The processor 220 may also be referred to as a controller, a microcontroller, a microprocessor, a microcomputer, or the like. On the other hand, the processor 220 may be implemented by hardware (hardware) or firmware (firmware), software, or a combination thereof. When implementing embodiments of the present invention using hardware, application specific integrated circuits (ASICs) or digital signal processors (DSPs), digital signal processing devices (DSPDs), programmable logic devices (PLDs) configured to perform the present invention. Field programmable gate arrays (FPGAs) may be provided in the processor 220.

Meanwhile, when implementing embodiments of the present invention using firmware or software, the firmware or software may be configured to include a module, a procedure, or a function for performing the functions or operations of the present invention, and to perform the present invention. Firmware or software configured to be may be provided in the processor 220 or stored in the memory 230 and may be driven by the processor 220.

According to an embodiment of the present invention, in a positioning service in an LTE system, a user may determine which location position service to use through functions for tracking a location added in LTE in addition to general GPS. As a result, it is possible to use the determined position position service. In addition, the user can automatically perform an optimal position measurement method according to the situation, and recognize the most accurate position measurement method through the generation of the error. Many new technologies are being introduced today, in addition to the GPS we know when it comes to LTE. These have many advantages, such as providing precise location information in places where previous GPS is not easy.

In addition, the present invention enables users to perform their required services in an area where GPS reception is impossible based on the location information system in the LTE (Long Term Evolution) and LTE (Long Term Evolution-Advanced) systems. In addition, the location information service can include a Minimization of Drive Test (MDT) function to display the error range of the actual area of the user, thereby providing a higher quality service than the simple location information map display.

In LTE Release 9 or LTE-A (Release 10), the Location Position Protocol (LPP) is introduced. LPP provides the following three positioning methods. This LPP technology is divided into three functions: Assisted Global Navigation Satellite System (A-GNSS), Observed Time Differential Of Arrival (OTDOA), and Enhanced Cell ID (E-CID) to be.

In the 3GPP (3rd Generation Partnership Project) LTE, the LBS positioning method is standardized by the LPP, and the positioning method based on the satellite and Evolved Universal Terrestrial Radio Access Network (E-UTRAN) is provided.

3 is a diagram illustrating a basic model constituting the LPP.

Referring to FIG. 3, in the LPP model, the location server may transmit assistance data for positioning to the terminal. That is, the location server can transmit assistance data to the terminal so that the OTDOA / A-GNSS scheme can be used. Although not shown in FIG. 3, when the location server requests location information from the terminal before transmitting assistance data for positioning to the terminal, the terminal further transmits a request for assistance data back to the location server. May be included.

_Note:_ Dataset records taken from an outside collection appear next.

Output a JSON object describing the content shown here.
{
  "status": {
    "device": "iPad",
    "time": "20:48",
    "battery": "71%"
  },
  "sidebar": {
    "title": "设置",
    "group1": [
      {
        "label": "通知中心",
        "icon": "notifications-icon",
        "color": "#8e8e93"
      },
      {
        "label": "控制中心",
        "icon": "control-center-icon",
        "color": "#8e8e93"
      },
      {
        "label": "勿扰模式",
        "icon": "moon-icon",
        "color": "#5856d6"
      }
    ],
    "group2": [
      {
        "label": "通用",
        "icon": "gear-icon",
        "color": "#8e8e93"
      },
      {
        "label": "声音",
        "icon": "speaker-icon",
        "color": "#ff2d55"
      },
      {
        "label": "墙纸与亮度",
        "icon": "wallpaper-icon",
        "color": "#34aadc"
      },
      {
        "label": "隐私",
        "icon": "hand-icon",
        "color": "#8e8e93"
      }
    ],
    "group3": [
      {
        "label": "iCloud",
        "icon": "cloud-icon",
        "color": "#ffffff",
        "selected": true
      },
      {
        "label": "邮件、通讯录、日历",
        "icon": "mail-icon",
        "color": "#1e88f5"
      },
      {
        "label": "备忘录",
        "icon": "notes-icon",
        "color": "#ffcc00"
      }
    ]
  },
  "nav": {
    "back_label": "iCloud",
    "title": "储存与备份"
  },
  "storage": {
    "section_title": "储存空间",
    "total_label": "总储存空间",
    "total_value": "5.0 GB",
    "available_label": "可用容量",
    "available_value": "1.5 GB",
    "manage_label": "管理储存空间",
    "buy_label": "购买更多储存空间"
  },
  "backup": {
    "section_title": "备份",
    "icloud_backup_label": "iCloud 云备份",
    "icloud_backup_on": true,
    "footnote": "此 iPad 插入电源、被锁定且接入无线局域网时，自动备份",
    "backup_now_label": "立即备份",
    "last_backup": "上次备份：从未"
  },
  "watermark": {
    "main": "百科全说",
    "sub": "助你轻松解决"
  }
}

In the LPP model, the UE uses a reference signal (which may be variously referred to as a pilot signal or a preamble) of a base station (eNode B) and a satellite for positioning, and measures information from the reference signal ( Measurement or location information is transmitted to the server (E-SMLC / SLP), and final location determination is made at the location server. As shown in FIG. 3, the location information and the transmission / reception scheme between the terminal and the location server are standardized, and the LPP standard may include an IE and signaling procedure for the location information. The characteristic feature of this LPP specification is that it simultaneously supports transmission of positioning information in the control plane and user plane. As the positioning information transmission in the user plane is possible, a new positioning method can be added flexibly.

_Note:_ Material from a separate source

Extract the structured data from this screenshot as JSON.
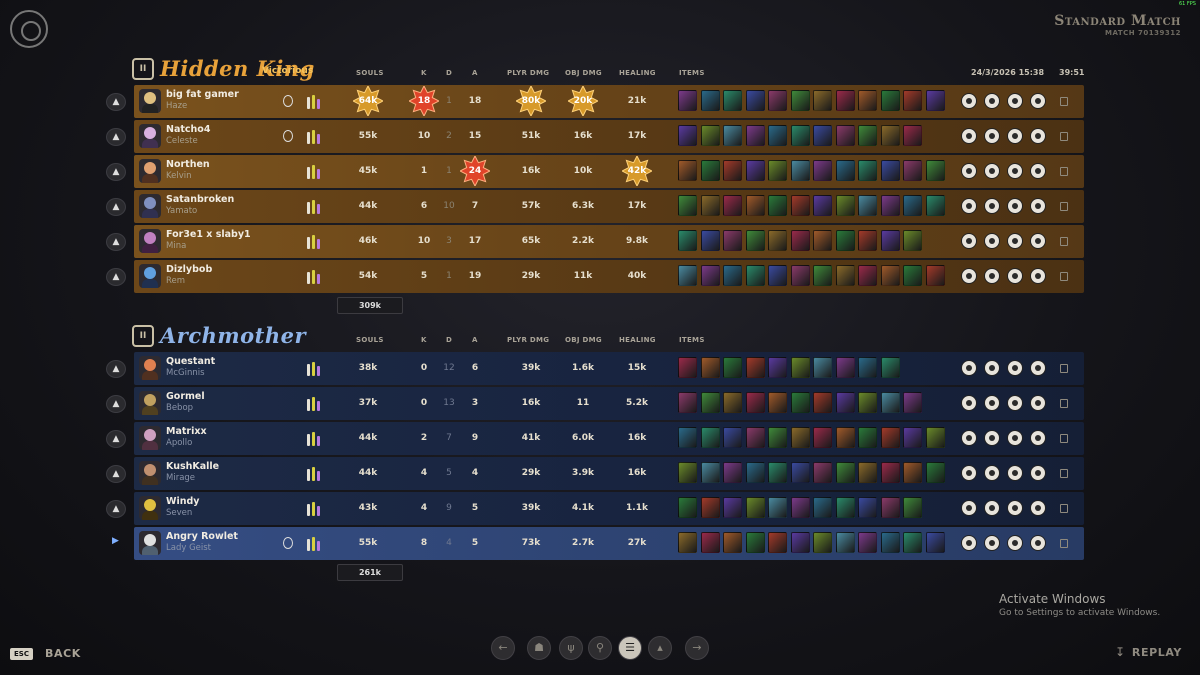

Previously, I mentioned that there are three types of LPP technology: A-GNSS (or A-GPS), OTDOA, and E-CID. Hereinafter, the LPP technique will be described with reference to FIG. 3.

4A to 4C are diagrams illustrating a location information measuring method in 3GPP LTE Release 9 or LTE Release 10 (LTE-A).

Referring to FIG. 4A, the A-GNSS method is a satellite-based positioning method and has an advantage of reducing initial positioning time by receiving basic satellite information for positioning through a wireless network. In the case of A-GNSS, it is not much different from the conventional A-GPS system, and only the wireless network uses only the LTE network. In reality, the communication between the GPS and the location server of the network It can be said that they are similar to each other in the way of obtaining accurate position information. In the following description, the A-GNSS scheme can be used in combination with the A-GPS scheme. In the A-GNSS system, the UE acquires position information from an artificial satellite using, for example, an LTE network, and obtains more accurate position information by exchanging position information with the position server.

On the other hand, the OTDOA method and the E-CID method are network-based positioning methods and follow the basic contents of a general TDOA (Time Differential Of Arrival) and a CID (Cell ID) method, respectively.

Referring to FIG. 4B, in the OTDOA method, a measurement value called a reference signal time difference (RSTD) is used to obtain a propagation time difference between a reference base station and an adjacent base station. That is, a signal of a specific frame is received from a neighboring base station, and a tap closest to a tap received from a neighboring base station among the delay taps received by the reference base station for the frame is selected and the time difference is calculated as an RSTD value. Therefore, the performance can be influenced by the effective tap estimation method.

As described above, the OTDOA method is a method in which a terminal calculates a distance and a position based on arrival time differences of a plurality of base station (or cell) signals. Since this method is implemented in a UMTS network, a hearability problem may occur. The degree of audibility indicates the degree to which a plurality of base station signals can be received within a predetermined time, in order to receive a plurality of base station signals for triangulation.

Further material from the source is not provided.